The result was keep. WjBscribe 23:46, 29 April 2007 (UTC)
[edit] Robert J. LeRoy
Non notable Canadian scientist, no reasoning given for notability and does not meet WP:BIO guidelines. Cat-five - talk 02:36, 24 April 2007 (UTC)
- Note: This debate has been included in the list of Academics and educators-related deletions. -- Pete.Hurd 03:31, 24 April 2007 (UTC)
- Delete per nom. YechielMan 05:37, 24 April 2007 (UTC)
- Keep. The article obviously needs sourcing, but "no reasoning given for notability"? It says pretty clearly: "Dr. LeRoy is renowned for two major achievements in the field of chemistry: the development of the 'near-dissociation theory', alongside R. B Bernstein, and the derivation of the LeRoy Radius." There clearly is reasoning given for notability. It's just a matter of whether we accept that reasoning. Here are the Google hits on near-dissociation theory, and here are the hits on the Le Roy radius. That certainly doesn't make him Marie Curie or anything. But (to someone like myself, who is admittedly out of his element when it comes to advanced chemistry) it does seem to satisfy WP:PROF #5. Mwelch 07:09, 24 April 2007 (UTC)
- Keep Scientists are usually established as notable by their work, with the presumption that full professors at research universities like Waterloo have gotten their positions by having published work judged notable by their peers. LeRoy has published 98 peer-reviewed papers, listed in WebofScience. The 5 most highly cited of them received 325, 185, 160, 147, and 132 citations by other peer reviewed papers, which is a very high degree of professional recognition.
- I can understand some reluctance to accept the claims because of the totally unsourced nature of the article. Google Scholar lists only 31 papers, but even so one of them has 131 references, which should have been an indication of notability . The reason for the low counts, of course, is that he was born in 1943, and thus almost all of his career antedates Google Scholar (that typically also is the reason for the absence of a web site). For scientists with a large part of their career before 1999 or so, WebofScience and similar professional indexes are the only reliable sources. This creates a problem for documenting them here, because these are almost all extremely expensive databases, and only major university libraries have access to the complete runs. In biomedicine, PubMed can be used instead, which is free, but there is no counterpart for other subjects. But local sources should be tried--if the author is associated with the University of Waterloo, that library has access to the complete run of WebofScience. If there is no other way, I and others with access to them will help fellow editors when necessary with occasional individual searches that fall within the acceptable use policies of the databases.DGG 08:51, 24 April 2007 (UTC)

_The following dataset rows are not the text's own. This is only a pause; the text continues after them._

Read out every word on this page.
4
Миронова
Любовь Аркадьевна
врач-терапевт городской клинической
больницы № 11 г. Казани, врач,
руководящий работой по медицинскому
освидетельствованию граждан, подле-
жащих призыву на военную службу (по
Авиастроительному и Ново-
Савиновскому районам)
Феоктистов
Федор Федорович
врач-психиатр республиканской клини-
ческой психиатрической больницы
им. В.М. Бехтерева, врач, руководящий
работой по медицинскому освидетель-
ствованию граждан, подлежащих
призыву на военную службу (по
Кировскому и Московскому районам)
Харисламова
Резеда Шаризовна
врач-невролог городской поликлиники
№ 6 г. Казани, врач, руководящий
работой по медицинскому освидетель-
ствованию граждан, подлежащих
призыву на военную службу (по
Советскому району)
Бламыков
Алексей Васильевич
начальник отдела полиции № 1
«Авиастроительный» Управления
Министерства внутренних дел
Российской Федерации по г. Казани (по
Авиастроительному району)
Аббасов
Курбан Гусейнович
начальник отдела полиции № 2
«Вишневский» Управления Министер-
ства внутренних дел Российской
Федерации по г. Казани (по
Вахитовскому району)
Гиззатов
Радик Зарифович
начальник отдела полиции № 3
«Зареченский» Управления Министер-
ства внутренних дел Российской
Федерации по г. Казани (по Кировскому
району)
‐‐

- Keep. Seems notable for more than just a single concept or theorem. Me and my grand total of five professional references (different field) added a link to his university homepage. Will rewrite rest of article for encyclopedic tone and proper sourcing over the coming day or three. Eldereft 13:31, 24 April 2007 (UTC)
- Keep. The text of the article clearly asserts his notability. The lack of sources could allow some of the sections to be disputed, then removed, at which point an AfD on the basis of lack of notability could be more warranted. Though a full professor at Waterloo almost certainly is more notable than average. (As a comment, WebofScience isn't even a fully reliable source for publications before 1980.) --Myke Cuthbert 23:15, 27 April 2007 (UTC)
- Keep The above discussion convinced me that there's notability there but please flag it for being in dire need of sourcing. Canuckle 00:57, 28 April 2007 (UTC)
- Keep - evidently a scientist of some distinction. Metamagician3000 23:36, 29 April 2007 (UTC)
- The above discussion is preserved as an archive of the debate. Please do not modify it. Subsequent comments should be made on the appropriate discussion page (such as the article's talk page or in a deletion review). No further edits should be made to this page.